1University Of Waikato, Hamilton, New Zealand
2Evidence Based Policing Centre, Wellington, New Zealand


Community restorative justice approaches have been considered effective alternatives to traditional justice responses to reduce negative post-intervention outcomes for perpetrators of low-level crimes (Taylor, 2019; Walton, Martin & Li, 2019). Negative crime outcomes include the number of offences committed after intervention, how much harm an offender commits toward the community after intervention, and how long it takes to reoffend after intervention. Te Pae Oranga is a community-based restorative justice process; previous evaluations have found it reduces negative post-intervention crime outcomes for attendees. However, it is important to continue evaluating whether Te Pae Oranga continues to work as it is rolled out to new districts and participants. We analysed a cohort of 1678 Te Pae Oranga attendees between July 2018 to June 2019, and evaluated how well they performed on crime outcomes in the 12 months after participation.
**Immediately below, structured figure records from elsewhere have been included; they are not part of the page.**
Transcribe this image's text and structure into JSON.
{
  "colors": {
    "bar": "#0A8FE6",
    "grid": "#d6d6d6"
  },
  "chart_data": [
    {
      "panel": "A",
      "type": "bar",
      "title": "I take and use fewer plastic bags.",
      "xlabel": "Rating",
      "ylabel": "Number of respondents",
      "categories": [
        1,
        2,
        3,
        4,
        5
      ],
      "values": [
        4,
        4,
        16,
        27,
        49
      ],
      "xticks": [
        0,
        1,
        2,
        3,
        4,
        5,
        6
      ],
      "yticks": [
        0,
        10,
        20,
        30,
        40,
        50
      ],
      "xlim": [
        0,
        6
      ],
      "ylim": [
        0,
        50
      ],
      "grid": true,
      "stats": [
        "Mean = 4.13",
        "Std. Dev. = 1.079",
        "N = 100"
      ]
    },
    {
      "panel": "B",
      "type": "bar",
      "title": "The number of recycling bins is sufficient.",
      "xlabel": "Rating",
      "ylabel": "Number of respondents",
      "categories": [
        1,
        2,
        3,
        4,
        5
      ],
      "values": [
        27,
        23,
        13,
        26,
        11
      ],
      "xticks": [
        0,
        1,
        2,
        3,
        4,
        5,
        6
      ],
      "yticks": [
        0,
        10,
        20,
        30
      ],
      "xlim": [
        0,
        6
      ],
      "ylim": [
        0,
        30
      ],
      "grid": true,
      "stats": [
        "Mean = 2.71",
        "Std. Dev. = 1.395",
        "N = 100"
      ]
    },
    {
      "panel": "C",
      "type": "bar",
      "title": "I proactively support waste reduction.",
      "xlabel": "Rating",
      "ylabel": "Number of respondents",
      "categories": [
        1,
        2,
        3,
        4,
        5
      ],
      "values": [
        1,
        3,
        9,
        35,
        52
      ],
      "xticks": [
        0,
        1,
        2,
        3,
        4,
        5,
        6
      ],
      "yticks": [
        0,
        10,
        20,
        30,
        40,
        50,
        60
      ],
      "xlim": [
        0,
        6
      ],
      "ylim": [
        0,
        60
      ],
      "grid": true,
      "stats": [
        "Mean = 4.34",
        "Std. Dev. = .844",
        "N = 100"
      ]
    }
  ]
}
Because Te Pae Oranga was developed based on Kaupapa Māori principles we also analysed separately the outcomes for Māori and European attendees. We found that Te Pae Oranga attendees reoffended significantly less, committed fewer offences, and committed less harm compared to matched controls. Māori attendees performed better than controls on all post-intervention outcomes. In contrast, European attendees took longer to reoffend than their matched controls, but their outcomes were otherwise equivalent to their controls. These findings suggest that Te Pae Oranga attendance is associated with fewer offences and less harm after intervention, and that this restorative justice approach is especially effective for Māori.


Samantha Taaka is a PhD student from the University of Waikato and the New Zealand Institute for Security and Crime Science. She is interested in research about violence that is practically applicable, and is particularly interested in the areas of prison violence and family violence. She is currently in the early stages of her PhD, and intends to examine hate crime in prisons and staff experiences of violence in prison for her PhD.